How all professionals, whatever their role, will be carrying into their workplace their own attachment style. This will impact on how they carry out their work, their relationships with their colleagues, their attitude towards leadership, how they lead, and their relationship with authority.

This seminar will introduce the development of attachment theory, with a brief outline of the history of attachment theory, focusing on John Bowlby, his life and the development and core ideas of attachment theory.

We will learn about the attachment system and attachment behaviours, the scientific base of attachment, and the lifelong need for attachment ‘from cradle to grave’.   We will discuss the concepts of the secure base and the circle of security.   You will get to understand typical relational patterns of clinging and pursuing vs withholding and withdrawing whereby both party’s patterns can be exacerbated and how this, if not understood, can lead to unnecessary arguments or break up.

We will explore the impact of separation on the child from its primary caregiver.  Why are children so distressed by the absence of their primary caregiver?  What is our understanding of separation anxiety? We will also look at “psychological separation’, the emotional absence of the physically present caregiver and its impact on the child.  We will make links to where this translates to adult relationships and where this can activate both attachment strategies in a partnership and how this can lead to a long term animosity or stalemate situation between a couple who, deep down, love each other.

This seminar will explore Bowlby’s view of mourning as a psychological process, bereavement as an irreversible form of separation.  You will learn about Bowlby’s view of grief as attachment behaviour, and its links with depression. You will be learning about how individuals, when they are unable to grieve or even know that early grief from childhood has been triggered can fall into un-useful ways of being.

This seminar will focus on the quality of the child’s attachment to its caregiver.  You will learn about Mary Ainsworth’s development of the Strange Situation test to classify childhood attachment patterns, and of the features of different attachment styles.  You will be starting to understand how your early patterns have been shaped by the experience you have had of ‘care’, or lack of care and of your life experiences.

This seminar will focus on the assessment of adult attachment styles, and their correspondence to childhood attachment patterns.  You will learn about Mary Main’s development of the Adult Attachment Interview, and how to recognize different attachment styles in others. How we have all learnt, usually be the age of one, patterns of relating (internal working models), that we take into our adult lives, impacting on how we make friends, the sort of partner we are, the potential partners we may be attracted to, how we ‘parent’ children, and how we relate to others in the workplace.

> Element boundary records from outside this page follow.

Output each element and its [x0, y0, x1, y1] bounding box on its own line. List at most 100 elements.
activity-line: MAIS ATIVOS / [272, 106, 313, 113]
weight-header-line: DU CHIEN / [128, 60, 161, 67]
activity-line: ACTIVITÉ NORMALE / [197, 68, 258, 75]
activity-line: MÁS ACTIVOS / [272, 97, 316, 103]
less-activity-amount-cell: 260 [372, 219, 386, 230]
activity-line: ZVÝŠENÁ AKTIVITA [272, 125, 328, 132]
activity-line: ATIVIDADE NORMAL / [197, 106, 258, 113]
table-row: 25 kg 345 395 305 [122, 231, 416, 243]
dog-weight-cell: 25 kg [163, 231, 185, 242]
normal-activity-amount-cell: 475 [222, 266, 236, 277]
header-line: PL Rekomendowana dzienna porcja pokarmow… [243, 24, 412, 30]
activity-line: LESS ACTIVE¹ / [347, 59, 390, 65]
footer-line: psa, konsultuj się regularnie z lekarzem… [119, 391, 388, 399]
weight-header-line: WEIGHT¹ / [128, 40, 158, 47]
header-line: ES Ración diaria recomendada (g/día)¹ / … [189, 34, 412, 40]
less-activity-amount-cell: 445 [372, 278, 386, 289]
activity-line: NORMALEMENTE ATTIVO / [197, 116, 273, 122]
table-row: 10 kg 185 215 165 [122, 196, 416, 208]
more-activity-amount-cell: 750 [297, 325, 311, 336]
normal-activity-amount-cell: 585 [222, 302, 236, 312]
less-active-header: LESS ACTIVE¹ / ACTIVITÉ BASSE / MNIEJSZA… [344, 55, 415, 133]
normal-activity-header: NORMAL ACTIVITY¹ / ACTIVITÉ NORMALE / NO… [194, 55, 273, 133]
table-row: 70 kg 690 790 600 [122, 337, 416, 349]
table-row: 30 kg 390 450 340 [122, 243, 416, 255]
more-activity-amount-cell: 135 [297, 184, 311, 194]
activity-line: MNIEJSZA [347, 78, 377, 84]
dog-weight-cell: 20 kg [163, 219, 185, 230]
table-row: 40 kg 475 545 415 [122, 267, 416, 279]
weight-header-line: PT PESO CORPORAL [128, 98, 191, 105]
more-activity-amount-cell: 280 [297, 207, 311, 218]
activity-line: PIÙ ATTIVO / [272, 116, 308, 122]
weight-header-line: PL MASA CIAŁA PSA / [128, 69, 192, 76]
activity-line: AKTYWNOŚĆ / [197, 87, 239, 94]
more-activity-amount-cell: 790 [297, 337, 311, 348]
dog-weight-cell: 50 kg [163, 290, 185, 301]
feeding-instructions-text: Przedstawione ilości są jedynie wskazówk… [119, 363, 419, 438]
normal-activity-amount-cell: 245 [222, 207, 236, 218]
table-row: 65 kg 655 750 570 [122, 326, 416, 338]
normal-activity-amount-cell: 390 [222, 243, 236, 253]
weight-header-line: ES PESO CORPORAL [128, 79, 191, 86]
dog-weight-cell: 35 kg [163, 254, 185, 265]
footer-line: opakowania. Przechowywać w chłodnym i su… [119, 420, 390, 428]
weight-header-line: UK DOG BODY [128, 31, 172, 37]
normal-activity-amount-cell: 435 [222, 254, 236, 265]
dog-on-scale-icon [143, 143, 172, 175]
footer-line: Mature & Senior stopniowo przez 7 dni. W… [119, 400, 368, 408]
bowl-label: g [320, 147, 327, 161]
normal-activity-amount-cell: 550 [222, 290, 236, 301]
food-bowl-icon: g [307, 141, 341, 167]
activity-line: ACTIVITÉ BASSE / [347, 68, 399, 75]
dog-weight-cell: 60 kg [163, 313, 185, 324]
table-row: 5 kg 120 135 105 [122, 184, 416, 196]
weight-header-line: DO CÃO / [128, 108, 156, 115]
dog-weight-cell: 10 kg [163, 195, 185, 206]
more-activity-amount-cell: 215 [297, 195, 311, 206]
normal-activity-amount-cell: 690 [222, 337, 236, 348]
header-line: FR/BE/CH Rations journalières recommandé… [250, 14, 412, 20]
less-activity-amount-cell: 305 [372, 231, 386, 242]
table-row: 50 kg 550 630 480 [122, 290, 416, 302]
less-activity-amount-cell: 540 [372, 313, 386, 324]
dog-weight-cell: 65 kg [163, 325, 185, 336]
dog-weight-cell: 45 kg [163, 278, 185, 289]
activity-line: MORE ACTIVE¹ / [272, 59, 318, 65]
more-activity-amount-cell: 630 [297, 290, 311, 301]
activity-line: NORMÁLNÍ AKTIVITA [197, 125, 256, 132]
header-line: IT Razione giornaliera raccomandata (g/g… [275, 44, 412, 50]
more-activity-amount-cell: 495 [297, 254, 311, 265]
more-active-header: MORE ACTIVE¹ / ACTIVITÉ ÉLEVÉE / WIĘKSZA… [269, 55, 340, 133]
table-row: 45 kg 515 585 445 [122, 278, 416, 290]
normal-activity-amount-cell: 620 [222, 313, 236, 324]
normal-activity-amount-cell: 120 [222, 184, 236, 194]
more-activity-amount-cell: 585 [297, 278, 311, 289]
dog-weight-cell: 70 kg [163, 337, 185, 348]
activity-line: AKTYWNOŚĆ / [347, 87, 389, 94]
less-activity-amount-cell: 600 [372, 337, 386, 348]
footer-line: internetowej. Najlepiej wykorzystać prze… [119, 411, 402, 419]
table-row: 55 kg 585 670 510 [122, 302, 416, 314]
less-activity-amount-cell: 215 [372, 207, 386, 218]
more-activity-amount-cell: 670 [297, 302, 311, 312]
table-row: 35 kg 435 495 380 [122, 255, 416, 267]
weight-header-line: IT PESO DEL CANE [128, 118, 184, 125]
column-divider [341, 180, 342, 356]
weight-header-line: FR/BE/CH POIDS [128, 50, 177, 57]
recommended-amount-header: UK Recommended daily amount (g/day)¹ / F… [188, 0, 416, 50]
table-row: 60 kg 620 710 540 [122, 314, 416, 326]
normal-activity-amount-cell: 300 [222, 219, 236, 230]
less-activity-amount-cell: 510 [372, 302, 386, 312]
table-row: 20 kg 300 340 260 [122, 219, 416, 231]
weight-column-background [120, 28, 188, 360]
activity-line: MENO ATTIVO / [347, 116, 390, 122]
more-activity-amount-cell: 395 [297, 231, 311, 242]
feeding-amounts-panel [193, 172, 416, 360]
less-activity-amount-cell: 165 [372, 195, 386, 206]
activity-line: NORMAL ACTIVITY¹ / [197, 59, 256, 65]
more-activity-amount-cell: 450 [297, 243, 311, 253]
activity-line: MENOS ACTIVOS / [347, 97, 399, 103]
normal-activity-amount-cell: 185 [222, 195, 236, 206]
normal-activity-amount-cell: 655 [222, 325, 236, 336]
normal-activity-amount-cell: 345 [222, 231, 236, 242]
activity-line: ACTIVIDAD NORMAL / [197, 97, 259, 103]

This seminar will explore how you can recognise the preoccupied attachment styles and how this may impact on yourself, others and your relationships both personal and professional. How this strategy and patterns (internal working models) may impact on us and others and can often be un-useful or wreak havoc in our contact with others.  We will consider how an early history of, often unreliable, hot and cold, rejecting or intrusive caregiving, alternating with love and care, can lead to a preoccupied pattern of relating to others.

This seminar will explore how you can recognise the dismissive avoidant attachment style, and how this strategy may impact on yourself, others, and your relationships both personal and professional. We will consider how an early history, often of neglect, may lead to an avoidant dismissive style and the internal working model which may be present.

This seminar will focus on the disorganised attachment style, its origins in relational trauma, and its effects on adult mental health.  You will learn about the whole range of emotional expression, from feelings of being uncontained and explosive to feelings of flatness and dullness.

This seminar will provide you with an opportunity to revisit the learning from the previous seminars and to understand how you can use this learning in all areas of your life.